12 Questions to ask about GRC – A Summary
The full set of 12 questions directors, executives, and practitioners can ask about GRC is now available, together with an opening discussion on “the GRC mystery” (what GRC is all about).
I would appreciate your comments and suggestions, both on the set taken as a whole and on each individual topic area.
- Are goals and strategies to achieve them clearly established and communicated across the organization, so that there are common goals and objectives?
- Does the organization work in harmony, sharing information and working towards shared goals?
- Is there integration between strategy-setting and risk, performance management and risk, budget and strategy, strategy and compliance, etc.?
- Are functions/processes/systems fragmented, inhibiting performance?
- Does the organization have a culture that embraces performance, intelligent taking of risk, and compliance with laws, regulations, and society’s expectations?
- Is performance measured and rewarded consistent with delivery of value, achievement of objectives, and organizational values – long and well as short-term?
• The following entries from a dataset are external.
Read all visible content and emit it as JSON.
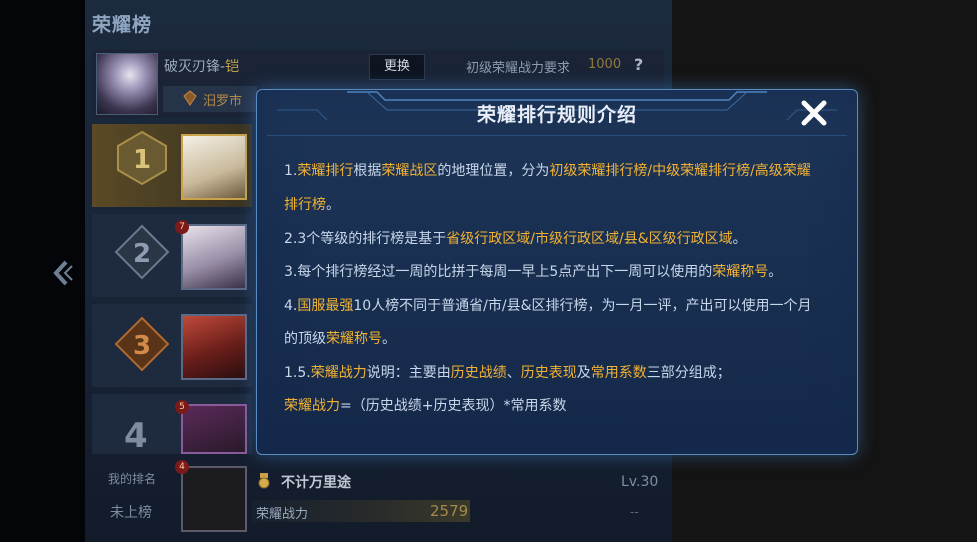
{
  "panel": {
    "title": "荣耀榜",
    "back_icon": "chevron-left-icon"
  },
  "profile": {
    "name": "破灭刃锋-",
    "name_suffix": "铠",
    "change_label": "更换",
    "requirement_label": "初级荣耀战力要求",
    "requirement_value": "1000",
    "help_label": "?",
    "region": "汨罗市"
  },
  "leaderboard": {
    "ranks": [
      {
        "rank": "1"
      },
      {
        "rank": "2",
        "level": "7"
      },
      {
        "rank": "3"
      },
      {
        "rank": "4",
        "level": "5"
      }
    ]
  },
  "my_rank": {
    "label": "我的排名",
    "value": "未上榜",
    "level_badge": "4",
    "name": "不计万里途",
    "level": "Lv.30",
    "power_label": "荣耀战力",
    "power_value": "2579",
    "dash": "--"
  },
  "modal": {
    "title": "荣耀排行规则介绍",
    "close_icon": "close-icon",
    "rules": [
      [
        {
          "t": "1."
        },
        {
          "t": "荣耀排行",
          "h": true
        },
        {
          "t": "根据"
        },
        {
          "t": "荣耀战区",
          "h": true
        },
        {
          "t": "的地理位置，分为"
        },
        {
          "t": "初级荣耀排行榜/中级荣耀排行榜/高级荣耀",
          "h": true
        }
      ],
      [
        {
          "t": "排行榜",
          "h": true
        },
        {
          "t": "。"
        }
      ],
      [
        {
          "t": "2.3个等级的排行榜是基于"
        },
        {
          "t": "省级行政区域/市级行政区域/县&区级行政区域",
          "h": true
        },
        {
          "t": "。"
        }
      ],
      [
        {
          "t": "3.每个排行榜经过一周的比拼于每周一早上5点产出下一周可以使用的"
        },
        {
          "t": "荣耀称号",
          "h": true
        },
        {
          "t": "。"
        }
      ],
      [
        {
          "t": "4."
        },
        {
          "t": "国服最强",
          "h": true
        },
        {
          "t": "10人榜不同于普通省/市/县&区排行榜，为一月一评，产出可以使用一个月"
        }
      ],
      [
        {
          "t": "的顶级"
        },
        {
          "t": "荣耀称号",
          "h": true
        },
        {
          "t": "。"
        }
      ],
      [
        {
          "t": "1.5."
        },
        {
          "t": "荣耀战力",
          "h": true
        },
        {
          "t": "说明：主要由"
        },
        {
          "t": "历史战绩",
          "h": true
        },
        {
          "t": "、"
        },
        {
          "t": "历史表现",
          "h": true
        },
        {
          "t": "及"
        },
        {
          "t": "常用系数",
          "h": true
        },
        {
          "t": "三部分组成；"
        }
      ],
      [
        {
          "t": "荣耀战力",
          "h": true
        },
        {
          "t": "=（历史战绩+历史表现）*常用系数"
        }
      ]
    ]
  },
  "colors": {
    "highlight": "#f2b233",
    "modal_border": "#5a8cc4",
    "gold": "#c9a24a"
  }
}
- Does management (at all levels) have quality, reliable, timely, current, useful information readily available when and where they make decisions?
- Is there a reliable view of risk across the organization?
- Is the voice of risk heard?
- Does compliance ‘chase the bus’, or is it part of strategy-setting and initiative decisions?
- Does the board receive timely, quality, reliable, current, and useful information to advise on strategy, monitor executive performance, and function effectively?
- Does the board have continuing assurance of the effectiveness of GRC processes?
Later, I will extend the discussion by sharing my thoughts on “GRC programs” and “GRC technology” – which flow, I believe, from the understanding of GRC proposed by this series of questions.